When are residual plots ok?


Fortran must die
In general you want a random scatter in the residuals. You want no obvious patterns. I know that is the theory. But what does that really mean in practice? How much of a random scatter do you need?

Part of my problem is that I have thousands of data points and commonly they look like a giant blob, not the pictures that are shown in text to indicate you do or do not have a problem.

Note I am making this as a general comment. I have no residuals to post, or I would have.


TS Contributor
Interpreting residual plots is something you develop a feel for over time. There are gross violations and there are "good" looking plots, but in between is where you learn how to think about what's really going on. You can see patterns that tell you a lot about the model and how it could be improved, such as including an interaction with a grouping variable, or that you've omitted certain terms.

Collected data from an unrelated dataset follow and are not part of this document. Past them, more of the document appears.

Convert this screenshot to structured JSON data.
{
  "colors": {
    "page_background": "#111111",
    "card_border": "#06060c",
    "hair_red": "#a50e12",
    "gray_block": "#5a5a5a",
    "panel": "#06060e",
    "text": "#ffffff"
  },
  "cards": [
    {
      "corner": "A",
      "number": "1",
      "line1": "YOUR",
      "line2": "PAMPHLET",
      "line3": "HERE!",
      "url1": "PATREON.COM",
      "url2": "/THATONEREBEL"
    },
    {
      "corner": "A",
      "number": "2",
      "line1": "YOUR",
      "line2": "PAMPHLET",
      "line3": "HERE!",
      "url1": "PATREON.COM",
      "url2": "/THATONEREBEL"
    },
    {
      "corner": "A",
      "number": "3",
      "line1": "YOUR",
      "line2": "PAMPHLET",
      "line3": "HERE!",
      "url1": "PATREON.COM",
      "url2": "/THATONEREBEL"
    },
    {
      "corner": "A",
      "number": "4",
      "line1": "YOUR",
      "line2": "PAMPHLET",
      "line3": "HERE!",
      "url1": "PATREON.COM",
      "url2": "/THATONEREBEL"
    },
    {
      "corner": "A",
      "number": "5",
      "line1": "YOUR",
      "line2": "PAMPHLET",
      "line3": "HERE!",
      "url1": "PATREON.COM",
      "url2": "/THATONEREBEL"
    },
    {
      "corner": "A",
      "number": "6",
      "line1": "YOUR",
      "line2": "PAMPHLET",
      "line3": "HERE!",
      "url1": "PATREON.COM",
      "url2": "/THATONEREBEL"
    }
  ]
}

One way to improve in the art of interpreting residual plots is to always keep in mind what the plot might tell you about a particular assumption. Once you keep this in mind, you should think how the model could be affected when the assumption is not reasonably satisfied. With this in mind, you may come across a plot where you're not sure how to call it. In this case, you would employ at least one of the methods to remedy a potential violation, checking the assumption after the fix, and then comparing the results of the "violated" to the "fixed" model. This is a good practice that will allow you to better understand the plots and how severely things can be "violated" before needing a fix (how well can the conclusions hold up to potential violations). In addition, it usually isn't a bad idea to implement a fix and compare the results when you're unsure if certain assumptions are reasonable (this isn't a magic wand, though, because everything you do needs to make sense). I know of someone with a PhD in statistics as well as 30+ years of consulting and teaching experience who pretty much only uses the residual plots, rather than formal "tests" (like Breusch-Pagan), and he strongly advocates for this approach of "fixing" and comparing if you aren't sure (often you need to look deeper at the data to see why they are giving a particular pattern).